The problem is, I'm in love with San Diego.  I love the Mexican influence, I love the warmth, the beautiful sun, the cleanliness of the city, the restaurants, the place my horse lives and the people I ride with, the fact that my boyfriend and I could realistically buy a house in the next couple of years, the ease of driving around, just about everything.  In fact, I can't think of anything that I don't like about San Diego.

However, it's a barren wasteland for the game industry.  There are only a couple companies, and none of them are social games.  The one social games company down here is the one that I left last summer and I have no intention of going back.  The job I have is remote, and they want to move me to San Francisco.  I could basically have my pick of social game companies and the sky would be the limit as far as potentially moving up in the industry.

Also, I don't really have many friends in San Diego.  My best friend Caitlin (who also lives with me) is of course a huge reason to stay...but everyone else I know has already moved up to SF.  Luke and I don't really hang out with many people because we don't know anyone and we're not good at making friends.

We could try Los Angeles, but it's basically San Diego except dirtier, more crowded, and more expensive.  I don't know what the point of that would be other than giving us a change of scenery.

Sigh.  We're feeling like something has to change.  I don't want us to leap into the decision to move to the Bay Area and then regret it.  I hate life decisions.

Wednesday, April 6, 2011

I left my heart in San Diego....

I'm up in the SoMa area of San Francisco for the week, as I am for a week out of every month.  My company's office is located up here, so I come up to get things done and remind them that I exist.  It's nice to get to see my coworkers, and to hang out with friends who live up here.  However, it's pretty hard on my relationship to be away for a week.  Plus I have two dogs and a horse that I miss like crazy when I'm gone.  So, I'm a bit mixed on the whole frequent travel thing.

There are some advantages though.  Such as this beautiful view in our regular outdoor lunch spot.

This is apparently Mission Bay, but not be confused with the Mission Bay down in San Diego.  Curiously, there is an old sailboat anchored in the middle of this 'channel'.  I asked about it, and I guess it's been there for weeks.  Apparently, you can anchor a boat wherever you want in the water in SF, as long as you're not in the way of a major thoroughfare.  I thought this was interesting, since I know in San Diego people pay a shitload to dock their boats.  But I guess this isn't technically docking, so who knows.

It is neat to see the train cars though.
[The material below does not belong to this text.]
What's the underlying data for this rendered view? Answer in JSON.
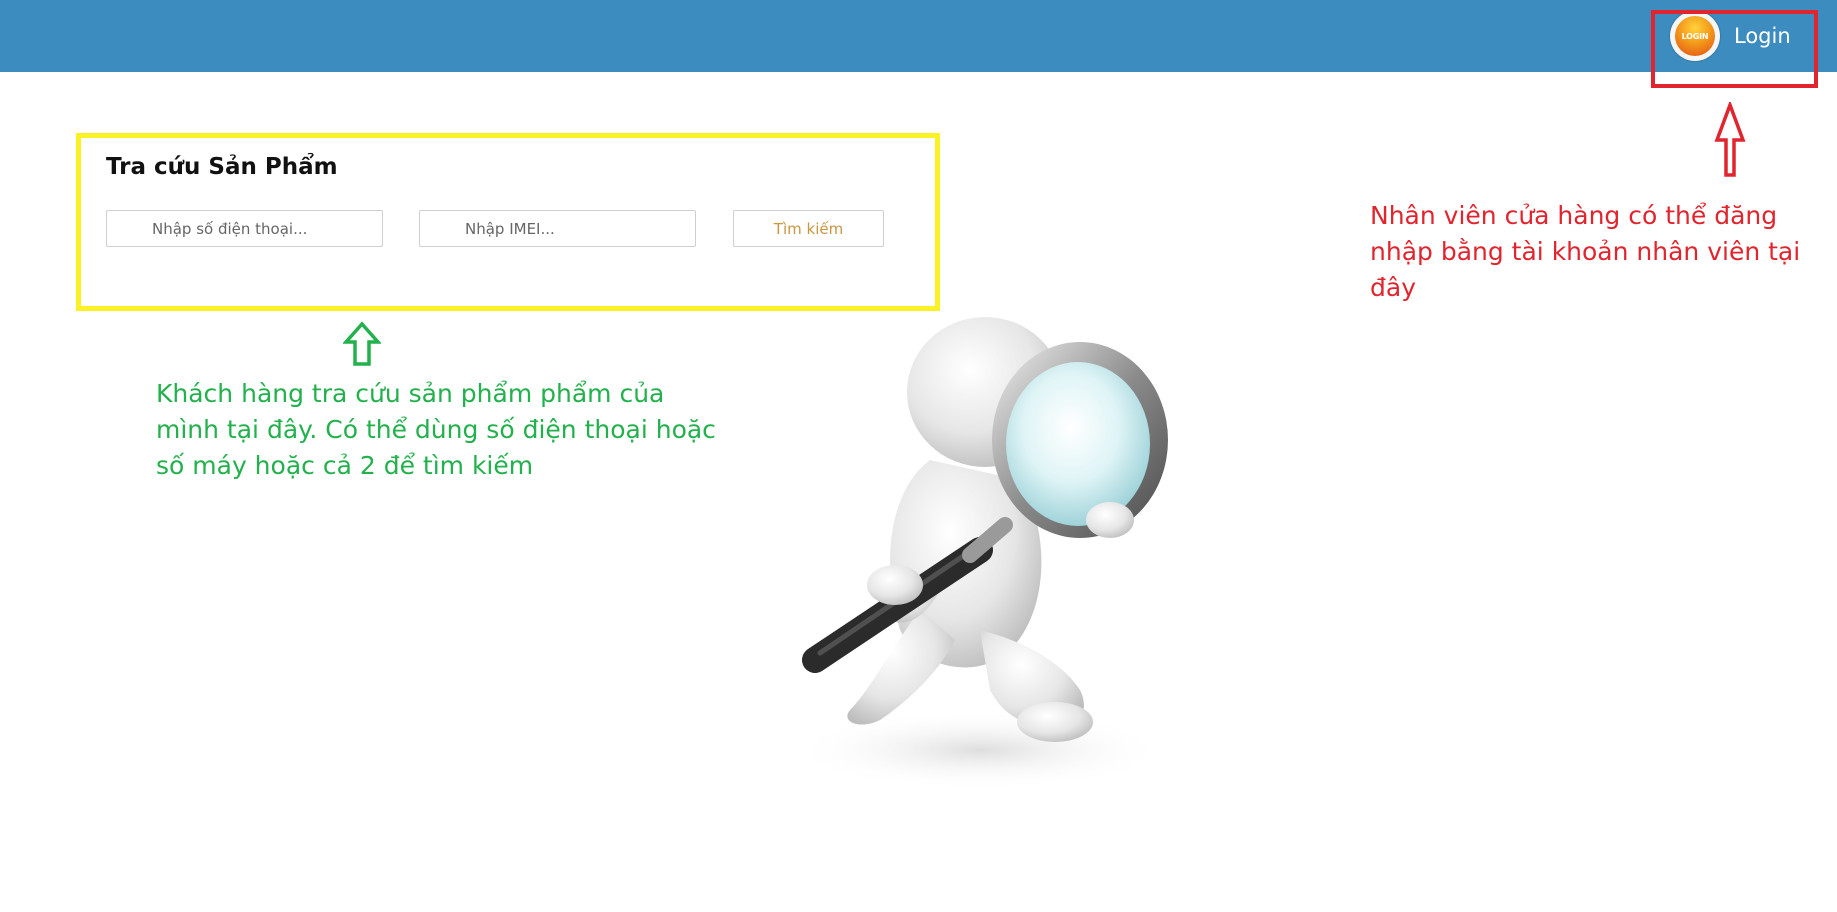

I call them "San Francisco Treats".


Two more days until I go home.  Tonight I'm treating myself to a foot, head, and hand massage at a place in Chinatown.  I need some R&R.

A new blog for me.

Lately, I've felt inspired to actually talk about my life.  Yes, I realize that not everyone wants to read about it.  And you know, I'm not one to think that I have some totally awesome life that needs to be shared with the world.  And no, I don't care if it seems like an online diary.  I need to get beyond this 140-character nation of status updates and fake reality, and really start blogging about what I want to talk about.  I need to not give a fuck who reads it, and just enjoy speaking my mind like I used to.

I owe this sudden resurgence to Ivonne over at Beans & Ink.  She is this uber-creative, uber interesting person who just blogs about whatever is going on in her life.  I love how she just speaks her mind, showing who she is regardless of who might be reading it.  I love having a glimpse into someone's real life, instead of stupid Facebook status updates where people only share things they want to brag about or heartaches and catastrophes.  Life isn't so up and down.  Sometimes we just LIVE. 
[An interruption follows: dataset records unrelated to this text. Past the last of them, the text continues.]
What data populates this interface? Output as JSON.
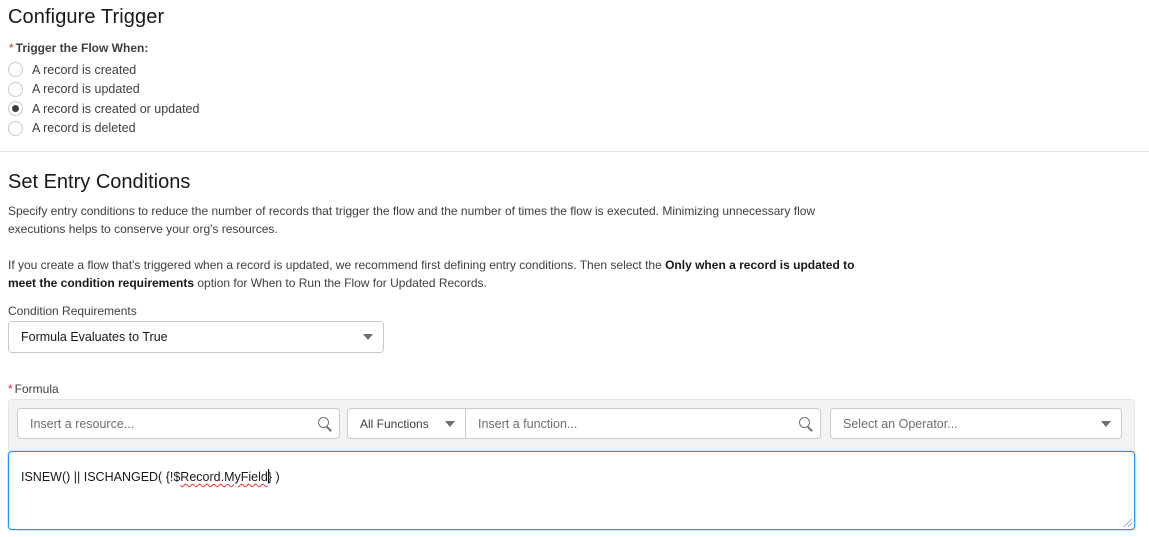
{
  "trigger": {
    "title": "Configure Trigger",
    "required_marker": "*",
    "legend": "Trigger the Flow When:",
    "options": [
      {
        "label": "A record is created",
        "checked": false
      },
      {
        "label": "A record is updated",
        "checked": false
      },
      {
        "label": "A record is created or updated",
        "checked": true
      },
      {
        "label": "A record is deleted",
        "checked": false
      }
    ]
  },
  "entry": {
    "title": "Set Entry Conditions",
    "para1": "Specify entry conditions to reduce the number of records that trigger the flow and the number of times the flow is executed. Minimizing unnecessary flow executions helps to conserve your org's resources.",
    "para2_pre": "If you create a flow that's triggered when a record is updated, we recommend first defining entry conditions. Then select the ",
    "para2_bold": "Only when a record is updated to meet the condition requirements",
    "para2_post": " option for When to Run the Flow for Updated Records.",
    "condition_label": "Condition Requirements",
    "condition_value": "Formula Evaluates to True",
    "formula_required_marker": "*",
    "formula_label": "Formula",
    "resource_placeholder": "Insert a resource...",
    "functions_select": "All Functions",
    "function_placeholder": "Insert a function...",
    "operator_placeholder": "Select an Operator...",
    "formula_pre": "ISNEW() || ISCHANGED( {!$",
    "formula_misspelled": "Record.MyField",
    "formula_post": "} )"
  }
}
So that's what's going on here.  I'm just living.  Sometimes I may have interesting things to say about politics, feminism, pop culture, tech, media, animals, or whatever.  Other days I might just tell you what I ate for lunch and show you a picture.  I might just share tidbits about my day.  I might just send you links to things I find interesting.  But I need a place to write for me.  That's what I'm doing here.